Setiap hari saya mengkayuh sepeda gayung saya ke George Town yang hanya membutuhkan waktu 8 menit – dengan medan yang datar. Easy, easy!

 

 

Di Penang, banyak mobil mahal dan mereka drive so fast, too fast I think. Kita harus berhati-hati, sangat berhati-hati, khususnya di daerah kota. Bila sudah masuk ke George Town, sepertinya mereka agak pelan. Banyak Jl. Sehala ( yang awalnya saya piker nama jalan ) ternyata adalah jalan satu arah alias one way. Namun yang pasti, bagi yang suka travel dan olahraga, bike is the only and smart choice! Saya hanya tinggal mencari tiang kokoh untuk parkir dan mengunci sepeda – dimana sangat, sangat mudah mendapatkan di seluruh jalan di GT dan kemudian jalan kaki untuk lebih explore.

Saya tinggal 5 hari di Penang, dan buat saya cukup untuk kunjungan pertama. Saya tidak terburu-buru dan menyusun semua jadwal untuk melihat semua tempat. Hampir setiap hari saya berangkat jam 9-10 pagi dan hampir tidak punya rencana, paling hanya punya satu tujuan dalam satu hari, sisanya adalah spontaneous, and trust me, spontaneous makes you alive! Makes you happier and happier! I’m really happy with what I achieve these 5 days in penang, dengan semua spontanitas yang saya lakukan. Meski terkadang panas terik, saya berteman baik dengan insting saya – ketika saya melihat sesuatu yang bagus dan ingin berhenti. Saya berhenti. Hasilnya ? saya punya banyak teman baik di George Town maupun di luar. Saya diajak main ceki oleh Bapak-bapak ( mungkin satu banjar ), berkenalan dengan gadis chinese penang yang membuka bisnis café di ujung jalan ( and very nice! ) berteman dengan beberapa penjual souvenir dan membuat terpesona seorang supir taksi. Haha! Dia khawatir sekali saya jalan malam-malam sendiri dan travel sendiri. Like – wow! What the hell are you doing here girl!

Beberapa malam makan di pusat jajan di daerah GT dan bertemu traveller yang lain dan berteman. Seorang British yang sudah kali kelima ke Penang, seorang Bapak dan putri cantik berumur 10 tahun yang travel ke SEA selama 3 bulan dan seorang mempesona bertatoo yang hanya melempar senyum, mengangkat gelas birnya lalu pergi. Ketemu lagi di ujung jalan ketika aku bersepeda, memanggilku halo dengan kerasnya! Hahaha.. lalu kulebarkan senyumku and I said.. see u around – and left! God, I wish I stop and ask him for a drink. Hahaha..

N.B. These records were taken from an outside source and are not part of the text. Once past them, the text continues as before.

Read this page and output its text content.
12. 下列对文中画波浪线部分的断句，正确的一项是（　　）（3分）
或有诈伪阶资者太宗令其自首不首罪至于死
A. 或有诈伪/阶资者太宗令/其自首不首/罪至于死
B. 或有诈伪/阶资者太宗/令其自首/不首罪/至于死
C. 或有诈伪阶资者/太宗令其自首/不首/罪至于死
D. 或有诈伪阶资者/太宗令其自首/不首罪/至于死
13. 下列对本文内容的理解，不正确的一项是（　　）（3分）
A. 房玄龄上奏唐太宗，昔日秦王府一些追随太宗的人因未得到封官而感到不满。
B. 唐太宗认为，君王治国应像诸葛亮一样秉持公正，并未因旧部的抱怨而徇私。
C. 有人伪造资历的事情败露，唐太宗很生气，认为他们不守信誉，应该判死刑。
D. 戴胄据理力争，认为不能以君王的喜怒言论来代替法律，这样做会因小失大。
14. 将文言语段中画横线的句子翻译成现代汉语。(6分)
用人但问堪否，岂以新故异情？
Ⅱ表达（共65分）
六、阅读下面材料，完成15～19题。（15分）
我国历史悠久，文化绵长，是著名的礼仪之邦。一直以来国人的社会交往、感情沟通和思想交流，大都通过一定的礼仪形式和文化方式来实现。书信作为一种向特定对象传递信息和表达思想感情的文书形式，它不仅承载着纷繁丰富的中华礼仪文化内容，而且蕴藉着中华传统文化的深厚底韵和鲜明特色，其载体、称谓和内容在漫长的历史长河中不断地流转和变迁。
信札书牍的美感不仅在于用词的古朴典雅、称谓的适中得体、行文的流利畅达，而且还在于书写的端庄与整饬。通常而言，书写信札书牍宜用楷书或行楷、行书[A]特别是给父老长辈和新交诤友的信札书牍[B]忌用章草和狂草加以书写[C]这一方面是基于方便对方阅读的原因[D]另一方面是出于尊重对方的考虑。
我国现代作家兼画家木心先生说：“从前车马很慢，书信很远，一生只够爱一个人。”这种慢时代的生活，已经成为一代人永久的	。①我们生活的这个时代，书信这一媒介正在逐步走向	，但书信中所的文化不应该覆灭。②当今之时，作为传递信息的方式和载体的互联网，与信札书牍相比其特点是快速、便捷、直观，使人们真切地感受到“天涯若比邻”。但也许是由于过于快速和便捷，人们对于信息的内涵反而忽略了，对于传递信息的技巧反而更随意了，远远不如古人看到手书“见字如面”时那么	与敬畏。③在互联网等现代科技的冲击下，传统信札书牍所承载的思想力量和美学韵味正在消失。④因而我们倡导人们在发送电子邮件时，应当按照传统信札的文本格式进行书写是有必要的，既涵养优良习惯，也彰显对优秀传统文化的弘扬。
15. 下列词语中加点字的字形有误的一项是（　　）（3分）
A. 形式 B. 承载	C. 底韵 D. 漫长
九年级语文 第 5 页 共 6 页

Penang street food! OMG! Don’t ask me, it’s amazing! You can just be happy to see the food, see the anthusiasm how local people eat with family and friends and gathering every evening, dimsum, bakpao, nasi kandar, kwetiau… everything looks yummy and it is yummy!  Saya mengundang David Roso kesini untuk street food. Ok, what else.

 

Pintu dan jendela. Kota ini penuh sekali dengan pintu dan jendela. Saya memotret banyak sekali pintu dan jendela, dan terkadang berhenti dan berbelok hanya untuk mengambil gambar dan memandanginya. Cantik dan colorful!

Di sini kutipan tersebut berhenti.